Stopping for supplies at a roadside café / truck stop they meet some of the locals; a transplanted group of Deep South redneck types, including a stern faced matriarch who runs the place. Inevitably these backwards blokes are warning markers for what the group are likely to encounter, they also run into a disturbed looking young woman called Renate with striking raven black hair. Roger is irritated by the lack of sophistication in the café and strikes up a conversation with Renate and offers her a lift down the road.
The story picks up, the five young folk drive on, their newest passenger gets car sick, forcing the camper van to stop. She gets out and hurls, gushing a ferocious glob of yellow. The foursome argues, and stupidly the car keys get thrown into the woodland. A grey land rover pulls up alongside the van, three rednecks get out and the hunt begins.

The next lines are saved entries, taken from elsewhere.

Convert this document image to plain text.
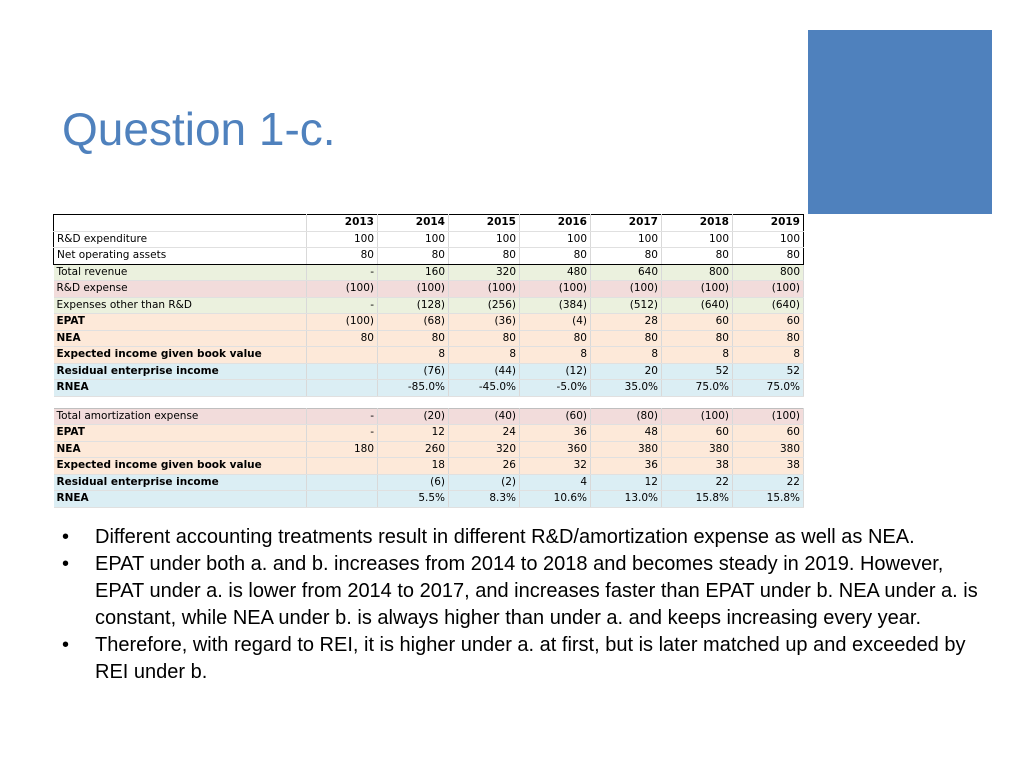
Question 1-c.
	2013	2014	2015	2016	2017	2018	2019
R&D expenditure	100	100	100	100	100	100	100
Net operating assets	80	80	80	80	80	80	80
Total revenue	-	160	320	480	640	800	800
R&D expense	(100)	(100)	(100)	(100)	(100)	(100)	(100)
Expenses other than R&D	-	(128)	(256)	(384)	(512)	(640)	(640)
EPAT	(100)	(68)	(36)	(4)	28	60	60
NEA	80	80	80	80	80	80	80
Expected income given book value		8	8	8	8	8	8
Residual enterprise income		(76)	(44)	(12)	20	52	52
RNEA		-85.0%	-45.0%	-5.0%	35.0%	75.0%	75.0%

Total amortization expense	-	(20)	(40)	(60)	(80)	(100)	(100)
EPAT	-	12	24	36	48	60	60
NEA	180	260	320	360	380	380	380
Expected income given book value		18	26	32	36	38	38
Residual enterprise income		(6)	(2)	4	12	22	22
RNEA		5.5%	8.3%	10.6%	13.0%	15.8%	15.8%
• Different accounting treatments result in different R&D/amortization expense as well as NEA.
• EPAT under both a. and b. increases from 2014 to 2018 and becomes steady in 2019. However, EPAT under a. is lower from 2014 to 2017, and increases faster than EPAT under b. NEA under a. is constant, while NEA under b. is always higher than under a. and keeps increasing every year.
• Therefore, with regard to REI, it is higher under a. at first, but is later matched up and exceeded by REI under b.
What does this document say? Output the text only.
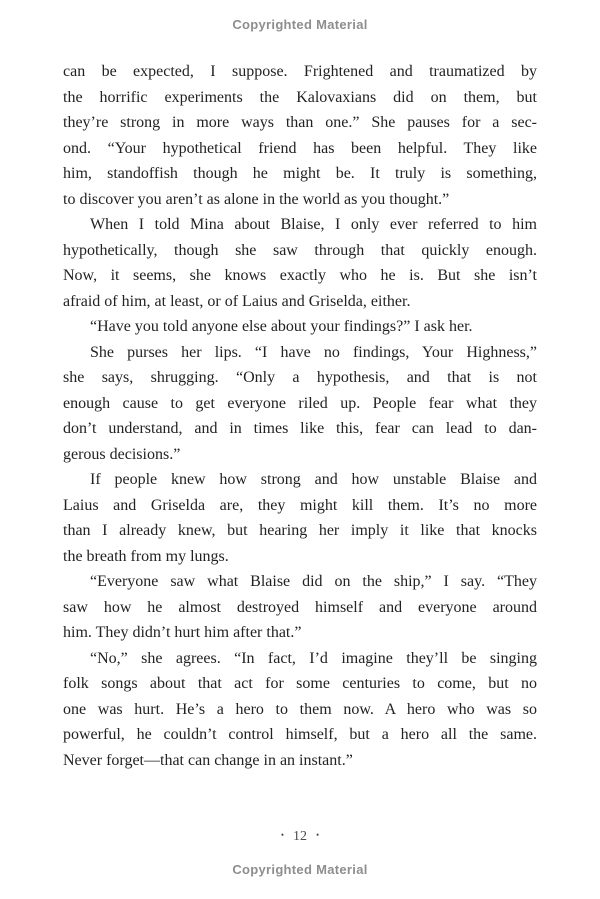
Copyrighted Material
can be expected, I suppose. Frightened and traumatized by
the horrific experiments the Kalovaxians did on them, but
they’re strong in more ways than one.” She pauses for a sec-
ond. “Your hypothetical friend has been helpful. They like
him, standoffish though he might be. It truly is something,
to discover you aren’t as alone in the world as you thought.”
When I told Mina about Blaise, I only ever referred to him
hypothetically, though she saw through that quickly enough.
Now, it seems, she knows exactly who he is. But she isn’t
afraid of him, at least, or of Laius and Griselda, either.
“Have you told anyone else about your findings?” I ask her.
She purses her lips. “I have no findings, Your Highness,”
she says, shrugging. “Only a hypothesis, and that is not
enough cause to get everyone riled up. People fear what they
don’t understand, and in times like this, fear can lead to dan-
gerous decisions.”
If people knew how strong and how unstable Blaise and
Laius and Griselda are, they might kill them. It’s no more
than I already knew, but hearing her imply it like that knocks
the breath from my lungs.
“Everyone saw what Blaise did on the ship,” I say. “They
saw how he almost destroyed himself and everyone around
him. They didn’t hurt him after that.”
“No,” she agrees. “In fact, I’d imagine they’ll be singing
folk songs about that act for some centuries to come, but no
one was hurt. He’s a hero to them now. A hero who was so
powerful, he couldn’t control himself, but a hero all the same.
Never forget—that can change in an instant.”
• 12 •
Copyrighted Material
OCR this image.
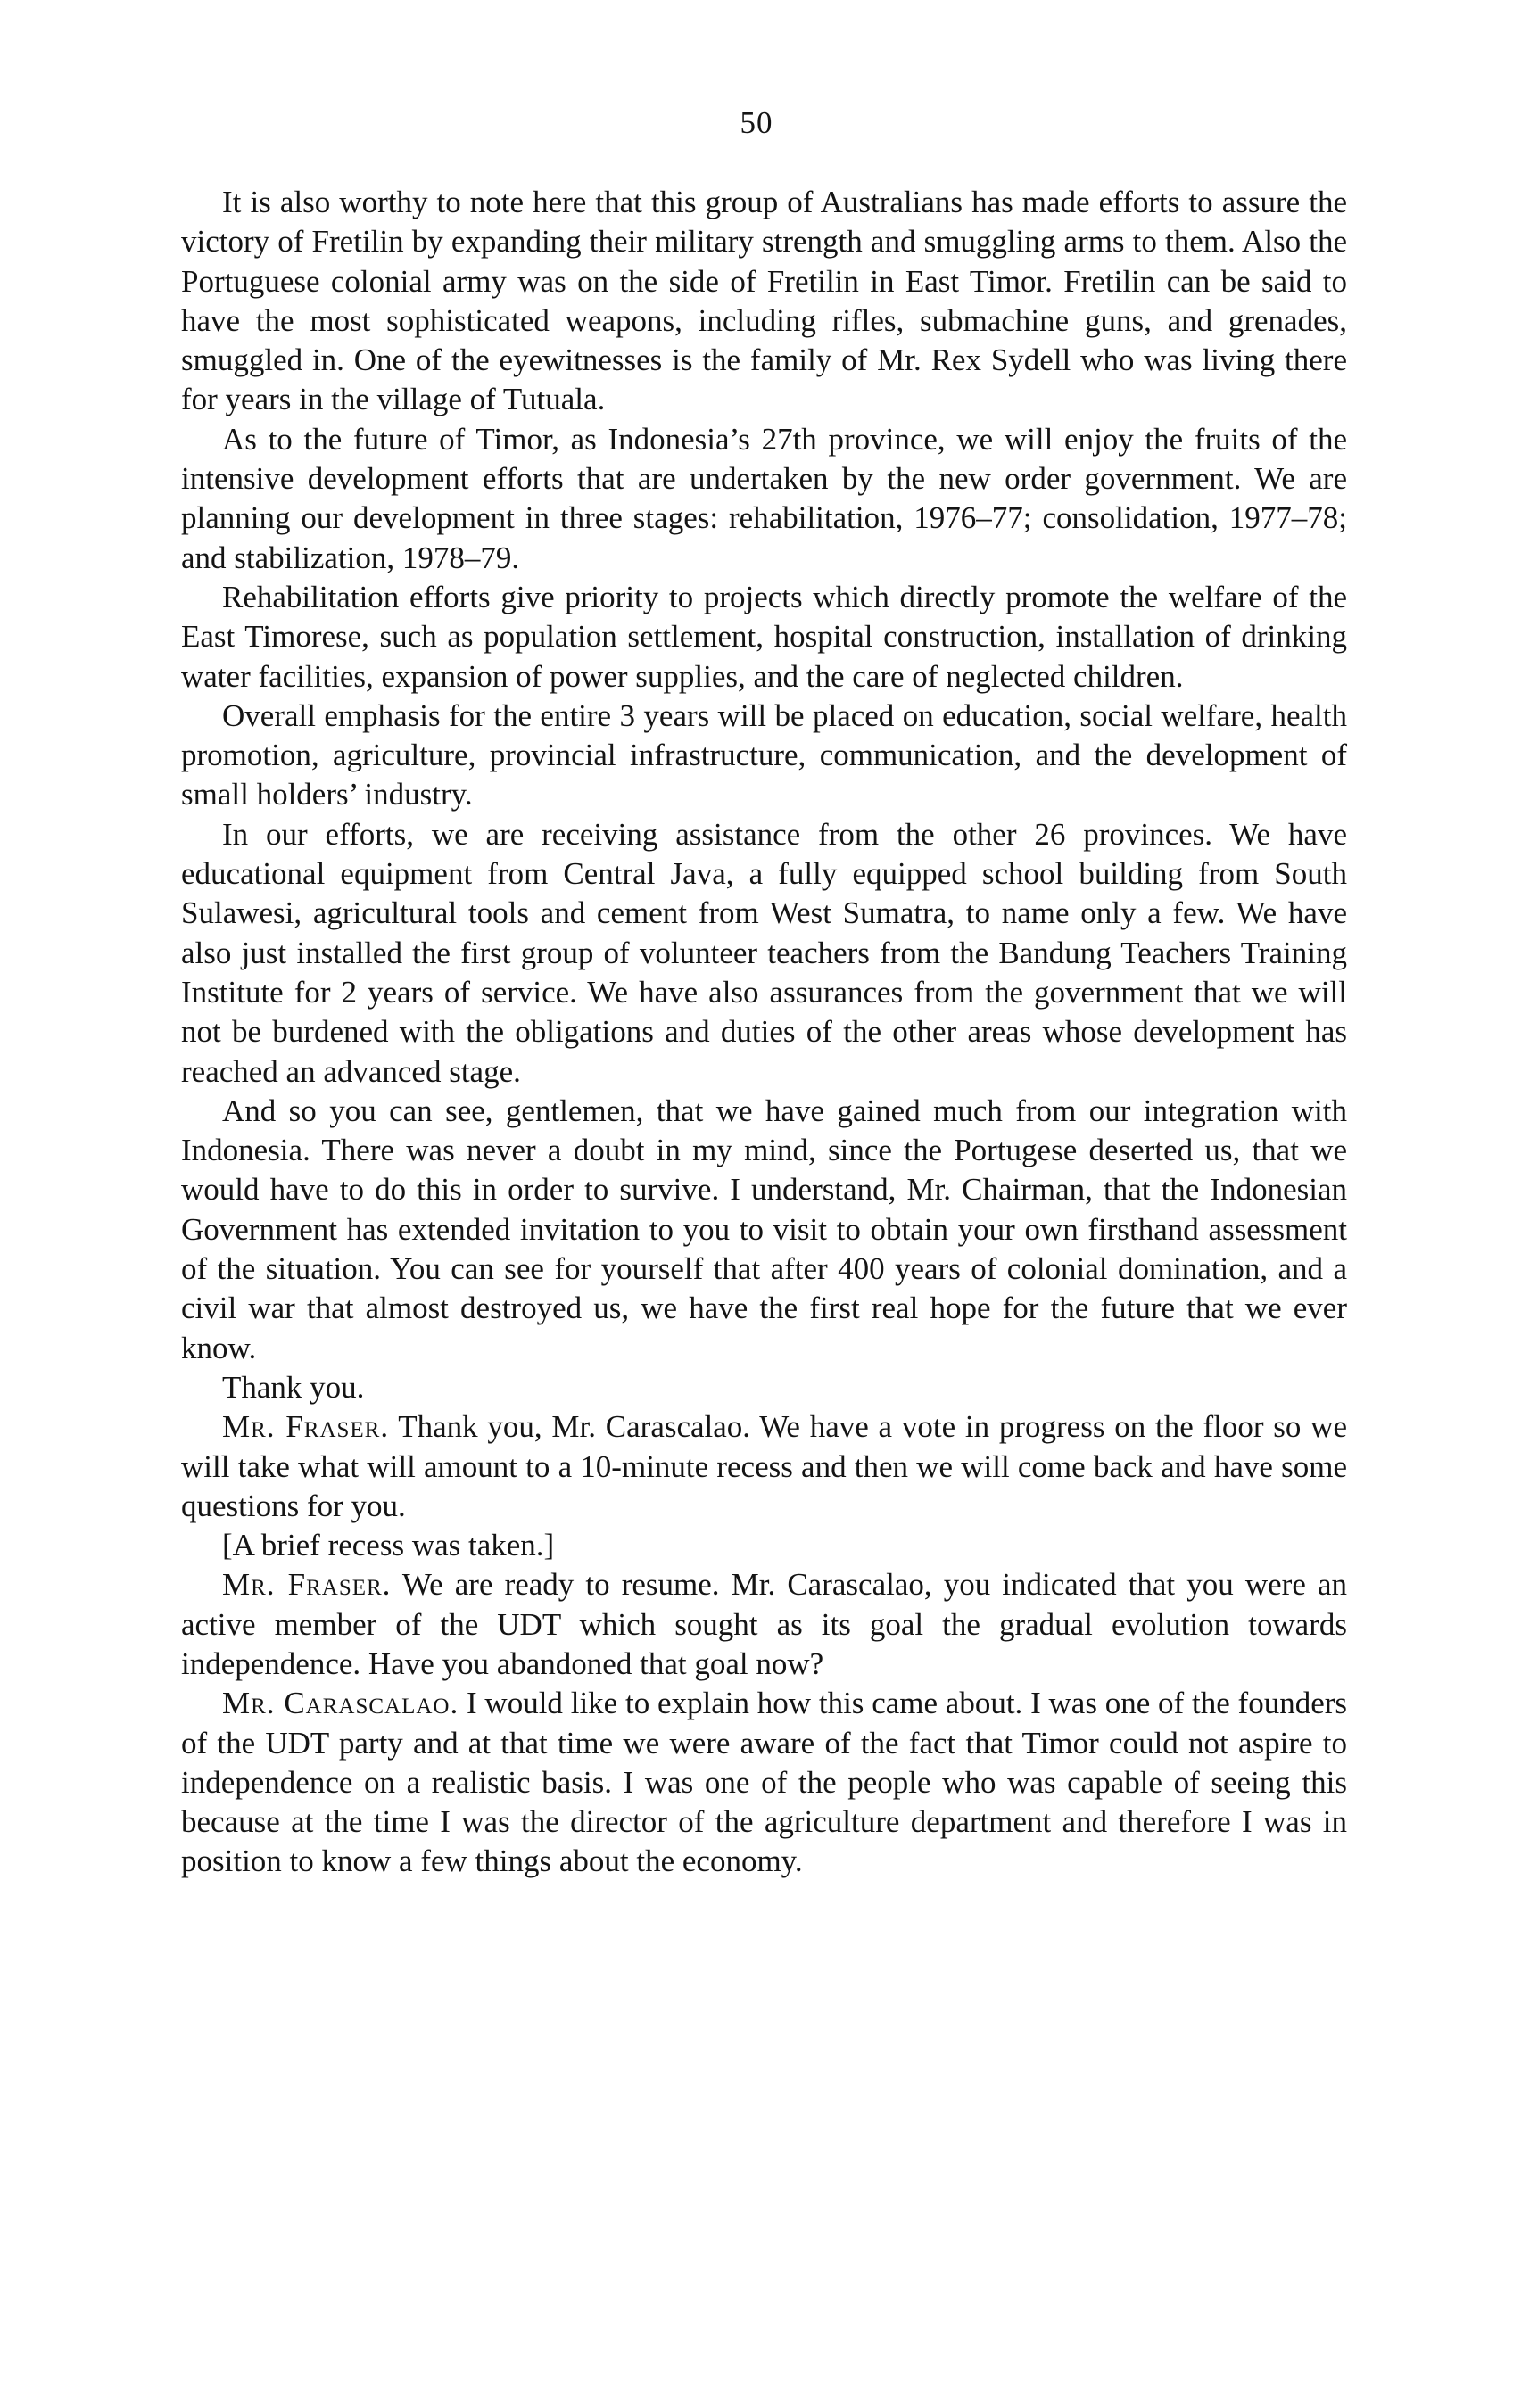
50

It is also worthy to note here that this group of Australians has made efforts to assure the victory of Fretilin by expanding their military strength and smuggling arms to them. Also the Portuguese colonial army was on the side of Fretilin in East Timor. Fretilin can be said to have the most sophisticated weapons, including rifles, submachine guns, and grenades, smuggled in. One of the eyewitnesses is the family of Mr. Rex Sydell who was living there for years in the village of Tutuala.

As to the future of Timor, as Indonesia’s 27th province, we will enjoy the fruits of the intensive development efforts that are undertaken by the new order government. We are planning our development in three stages: rehabilitation, 1976–77; consolidation, 1977–78; and stabilization, 1978–79.

Rehabilitation efforts give priority to projects which directly promote the welfare of the East Timorese, such as population settlement, hospital construction, installation of drinking water facilities, expansion of power supplies, and the care of neglected children.

Overall emphasis for the entire 3 years will be placed on education, social welfare, health promotion, agriculture, provincial infrastructure, communication, and the development of small holders’ industry.

In our efforts, we are receiving assistance from the other 26 provinces. We have educational equipment from Central Java, a fully equipped school building from South Sulawesi, agricultural tools and cement from West Sumatra, to name only a few. We have also just installed the first group of volunteer teachers from the Bandung Teachers Training Institute for 2 years of service. We have also assurances from the government that we will not be burdened with the obligations and duties of the other areas whose development has reached an advanced stage.

And so you can see, gentlemen, that we have gained much from our integration with Indonesia. There was never a doubt in my mind, since the Portugese deserted us, that we would have to do this in order to survive. I understand, Mr. Chairman, that the Indonesian Government has extended invitation to you to visit to obtain your own firsthand assessment of the situation. You can see for yourself that after 400 years of colonial domination, and a civil war that almost destroyed us, we have the first real hope for the future that we ever know.

Thank you.

Mr. Fraser. Thank you, Mr. Carascalao. We have a vote in progress on the floor so we will take what will amount to a 10-minute recess and then we will come back and have some questions for you.

[A brief recess was taken.]

Mr. Fraser. We are ready to resume. Mr. Carascalao, you indicated that you were an active member of the UDT which sought as its goal the gradual evolution towards independence. Have you abandoned that goal now?

Mr. Carascalao. I would like to explain how this came about. I was one of the founders of the UDT party and at that time we were aware of the fact that Timor could not aspire to independence on a realistic basis. I was one of the people who was capable of seeing this because at the time I was the director of the agriculture department and therefore I was in position to know a few things about the economy.
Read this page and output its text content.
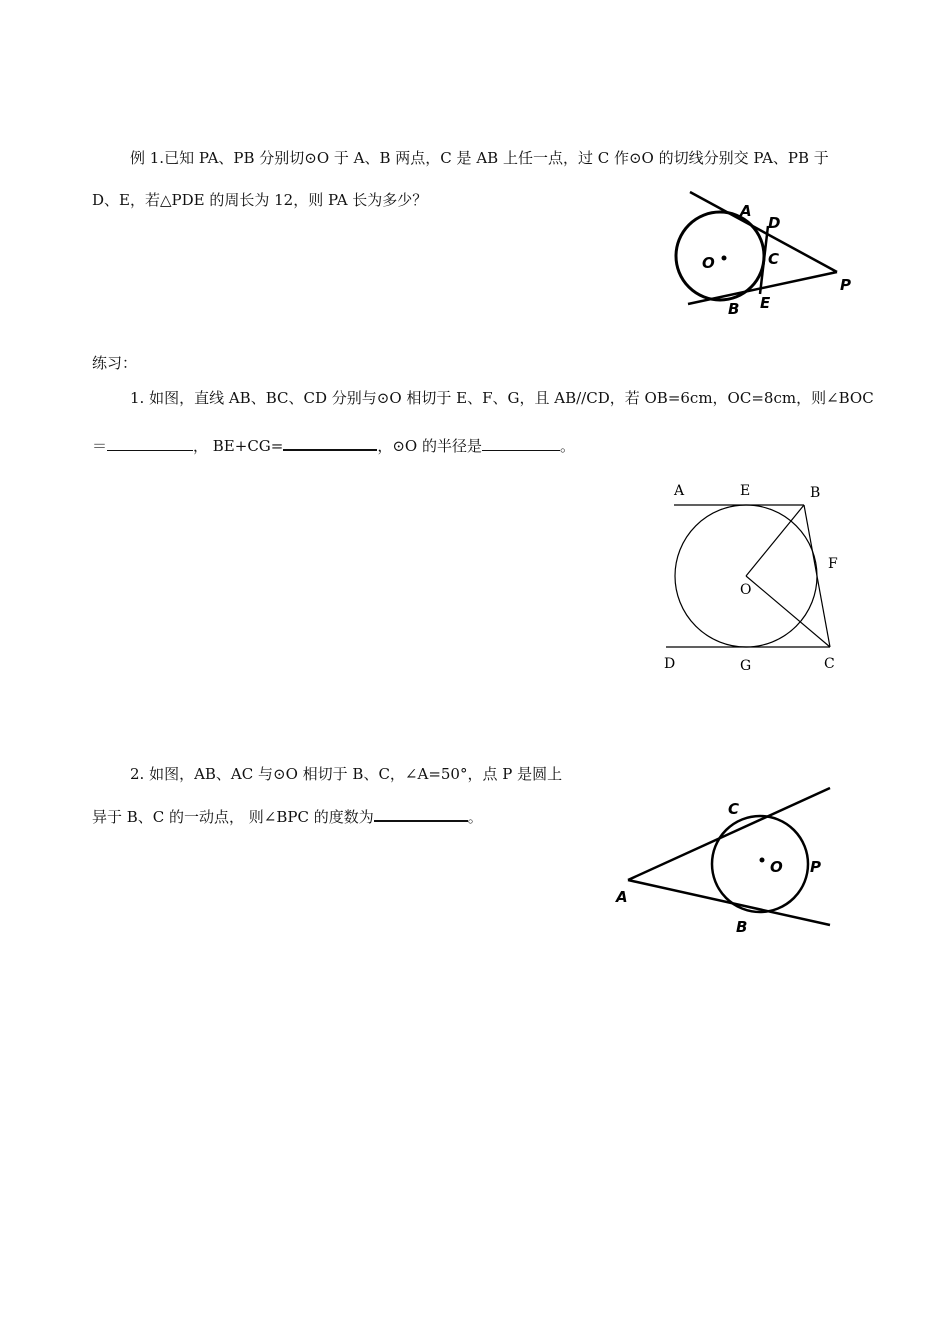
例 1.已知 PA、PB 分别切⊙O 于 A、B 两点，C 是 AB 上任一点，过 C 作⊙O 的切线分别交 PA、PB 于
D、E，若△PDE 的周长为 12，则 PA 长为多少？
A
D
O	C
P
B E
练习：
1. 如图，直线 AB、BC、CD 分别与⊙O 相切于 E、F、G，且 AB//CD，若 OB=6cm，OC=8cm，则∠BOC
＝	， BE+CG=	，⊙O 的半径是	。
A	E	B
F
O
D	G	C
2. 如图，AB、AC 与⊙O 相切于 B、C，∠A=50°，点 P 是圆上
异于 B、C 的一动点， 则∠BPC 的度数为	。	C
O P
A
B
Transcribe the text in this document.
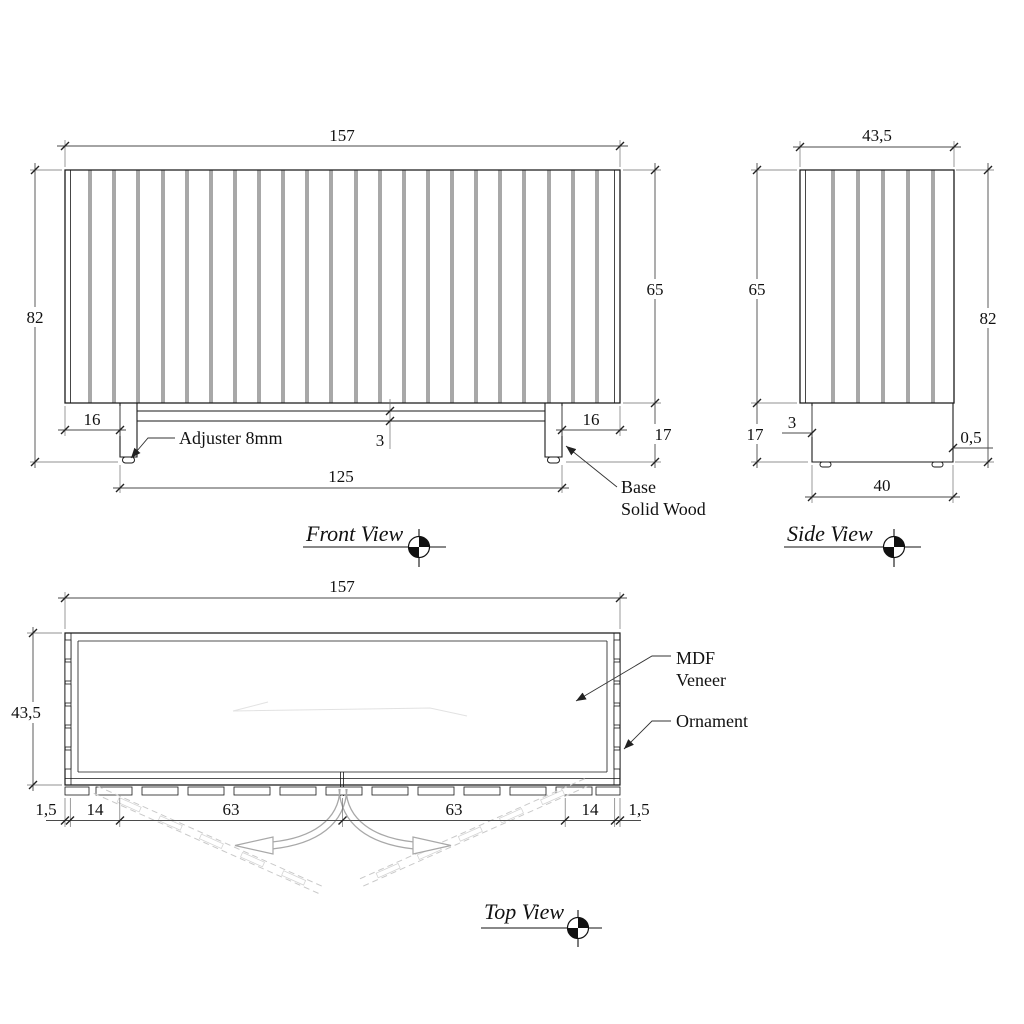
157
82
65
17
16	16
125
3
Adjuster 8mm
Base
Solid Wood
Front View
43,5
65
17
3
0,5
82
40
Side View
157
43,5
1,5 14	63	63	14 1,5
MDF
Veneer
Ornament
Top View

For the next hour we are subjected to the young folk getting shot, slashed and smashed up in the woodland, battling to survive. Given that the film is set specifically in 1974, the film is homage to the greatest independent horror movie of them all ‘The Texas Chainsaw Massacre’ – Group of friends pick up a hitchhiker / vulnerable person, who quickly afterwards meets their demise, the group then find themselves running for their lives in unfamiliar territory.
Just as Sally Hardesty escapes in the back of a pick-up truck screaming like a mentalist with blood all over her face, our heroine, Camilla who’s off the college, somehow dispatches a bunch of heavily armed experienced hunters and gets picked up by a good Samaritan, wait a minute… it’s the stern face matriarch who served the group in the truck stop. Maybe, she won’t make it out alive after all.
‘Manhunt’ could have been so much better had a back story been built about the killers, maybe somebody in the café tells the group about the history of the woods, how important hunting is in the area. Let’s have some motive, even Wes Craven did that back in his early years.
Mercifully short, we don’t have to endure much uncomfortable dialogue when the chase is on. The murky, dank natural light creates a disturbing bleak tension which works well, it’s just that some of the ‘set pieces’ don’t work. For instance it is hard to believe that the cute blonde Camilla can shoot a man fifty yards away with a homemade bow and arrow, and towards the tail end of the movie develop a killer instinct not seen since ‘First Blood’. Another note, the DVD menu screen gives away how one of the group is killed, which means that the quite clever set-up to this brutal killing loses all of its suspense.
Kidnapping and torture are regular themes in modern horror, though worryingly such despicable acts are losing their shock value. ‘Manhunt’ is fantastically shot, making the most of Norway’s serene woodlands, but it lacks the punch of the traditional no thrills intensely visceral horror movie that it aspires to emulate.